Show HN: Llama 3.2 3B and Keiro Research achieves 85% on SimpleQA

keirolabs.cloud

6 points by mannybruv 8 hours ago

ran this over the weekend. stack was Llama 3.2 3B running locally + Keiro Research API for retrieval.

85.0% on 4,326 questions. where that lands:

ROMA (357B): 93.9% OpenDeepSearch (671B): 88.3% Sonar Pro: 85.8% Llama 3.2 3B + Keiro: 85.0%

the systems ahead of us are running models 100-200x larger. that's why they're ahead. not better retrieval, not better prompting — just way more parameters.

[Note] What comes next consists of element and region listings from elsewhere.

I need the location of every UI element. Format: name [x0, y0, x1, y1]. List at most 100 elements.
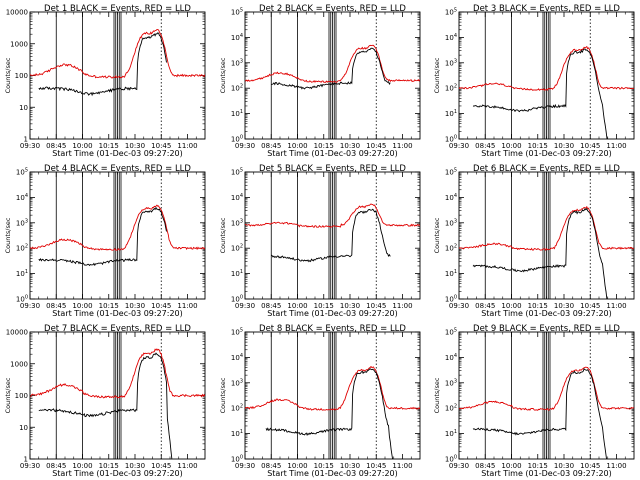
xtick-label: 09:30 [20, 142, 40, 150]
ytick-label: 100 [445, 135, 457, 144]
ytick-exponent: 5 [454, 168, 457, 174]
ytick-label: 103 [445, 218, 457, 227]
ytick-label: 100 [231, 295, 243, 304]
xtick-label: 10:30 [340, 462, 360, 470]
xtick-label: 10:30 [554, 142, 574, 150]
xtick-label: 10:00 [287, 302, 307, 310]
xtick-label: 10:15 [528, 462, 548, 470]
xtick-label: 10:00 [501, 302, 521, 310]
ytick-label: 1000 [10, 40, 28, 48]
y-axis-label: Counts/sec [4, 57, 12, 93]
ytick-label: 101 [231, 429, 243, 438]
xtick-label: 11:00 [392, 302, 412, 310]
ytick-exponent: 4 [240, 33, 243, 39]
panel-6: Det 6 BLACK = Events, RED = LLD100101102… [433, 164, 635, 318]
ytick-label: 104 [231, 353, 243, 362]
ytick-label: 100 [15, 72, 28, 80]
ytick-exponent: 2 [240, 84, 243, 90]
ytick-exponent: 5 [454, 8, 457, 14]
ytick-exponent: 1 [240, 109, 243, 115]
xtick-label: 10:00 [72, 462, 92, 470]
xtick-label: 10:45 [580, 142, 600, 150]
series-line-events [472, 207, 608, 299]
panel-1: Det 1 BLACK = Events, RED = LLD 1 10 100 100… [4, 4, 206, 158]
ytick-exponent: 2 [25, 244, 28, 250]
ytick-label: 102 [231, 84, 243, 93]
panel-8: Det 8 BLACK = Events, RED = LLD100101102… [219, 324, 421, 478]
ytick-exponent: 0 [454, 455, 457, 461]
xtick-label: 08:45 [261, 462, 281, 470]
series-group [30, 348, 205, 459]
ytick-label: 101 [16, 269, 28, 278]
ytick-label: 104 [231, 33, 243, 42]
series-group [459, 366, 634, 459]
ytick-exponent: 5 [240, 328, 243, 334]
series-line-events [38, 32, 167, 97]
ytick-label: 1000 [10, 360, 28, 368]
panel-4: Det 4 BLACK = Events, RED = LLD100101102… [4, 164, 206, 318]
ytick-exponent: 3 [454, 218, 457, 224]
xtick-label: 09:30 [235, 462, 255, 470]
xtick-label: 11:00 [177, 302, 197, 310]
ytick-label: 104 [231, 193, 243, 202]
xtick-label: 11:00 [177, 462, 197, 470]
xtick-label: 10:45 [366, 142, 386, 150]
xtick-label: 10:00 [72, 142, 92, 150]
panel-title: Det 1 BLACK = Events, RED = LLD [44, 4, 191, 14]
ytick-label: 100 [16, 295, 28, 304]
ytick-label: 103 [445, 378, 457, 387]
ytick-label: 105 [231, 168, 243, 177]
ytick-exponent: 3 [25, 218, 28, 224]
x-axis-label: Start Time (01-Dec-03 09:27:20) [481, 309, 612, 318]
xtick-label: 09:30 [20, 462, 40, 470]
ytick-exponent: 0 [25, 295, 28, 301]
ytick-label: 105 [445, 168, 457, 177]
xtick-label: 11:00 [606, 462, 626, 470]
xtick-label: 10:45 [366, 302, 386, 310]
ytick-exponent: 2 [454, 244, 457, 250]
xtick-label: 10:00 [501, 462, 521, 470]
xtick-label: 09:30 [235, 302, 255, 310]
series-line-lld [459, 366, 634, 411]
series-line-events [265, 368, 394, 459]
ytick-exponent: 4 [454, 193, 457, 199]
xtick-label: 10:15 [314, 142, 334, 150]
y-axis-label: Counts/sec [219, 217, 227, 253]
xtick-label: 10:30 [125, 302, 145, 310]
series-group [459, 205, 634, 299]
ytick-label: 100 [15, 392, 28, 400]
ytick-exponent: 5 [240, 8, 243, 14]
xtick-label: 10:30 [554, 462, 574, 470]
ytick-label: 10000 [6, 9, 28, 17]
ytick-label: 101 [445, 429, 457, 438]
series-group [245, 44, 420, 90]
ytick-label: 104 [445, 33, 457, 42]
xtick-label: 10:00 [287, 142, 307, 150]
xtick-label: 10:15 [99, 462, 119, 470]
xtick-label: 10:30 [340, 142, 360, 150]
xtick-label: 10:15 [99, 302, 119, 310]
xtick-label: 09:30 [449, 462, 469, 470]
y-axis-label: Counts/sec [4, 377, 12, 413]
x-axis-label: Start Time (01-Dec-03 09:27:20) [267, 309, 398, 318]
panel-title: Det 5 BLACK = Events, RED = LLD [259, 164, 406, 174]
series-line-lld [459, 45, 634, 91]
ytick-label: 100 [231, 455, 243, 464]
ytick-label: 103 [231, 218, 243, 227]
xtick-label: 09:30 [20, 302, 40, 310]
panel-title: Det 6 BLACK = Events, RED = LLD [473, 164, 620, 174]
panel-title: Det 9 BLACK = Events, RED = LLD [473, 324, 620, 334]
xtick-label: 08:45 [475, 302, 495, 310]
panel-title: Det 2 BLACK = Events, RED = LLD [259, 4, 406, 14]
ytick-label: 101 [231, 269, 243, 278]
y-axis-label: Counts/sec [433, 57, 441, 93]
panel-2: Det 2 BLACK = Events, RED = LLD100101102… [219, 4, 421, 158]
series-line-events [271, 208, 391, 263]
ytick-exponent: 0 [240, 455, 243, 461]
ytick-exponent: 1 [25, 269, 28, 275]
ytick-label: 102 [445, 244, 457, 253]
ytick-exponent: 0 [240, 295, 243, 301]
xtick-label: 10:30 [554, 302, 574, 310]
x-axis-label: Start Time (01-Dec-03 09:27:20) [267, 469, 398, 478]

the interesting part is how small the gap is despite that. 3 points behind a 671B model. 0.8 behind Sonar Pro. at some point you have to ask what you're actually buying with all that compute for this class of task.

Want to know how low the reader model can go before it starts mattering. in this setup it clearly wasn't the limiting factor and also if smaller models with web enabled will perform as good( if not better) as larger models for a lot of non coding tasks

Full benchmark script + results --> https://github.com/h-a-r-s-h-s-r-a-h/benchmark

Keiro research -- https://www.keirolabs.cloud/docs/api-reference/research

harshRust 8 hours ago

3B model competing with 300B+ systems is kinda insane. Really cool work. Love seeing smart retrieval beat brute-force scaling.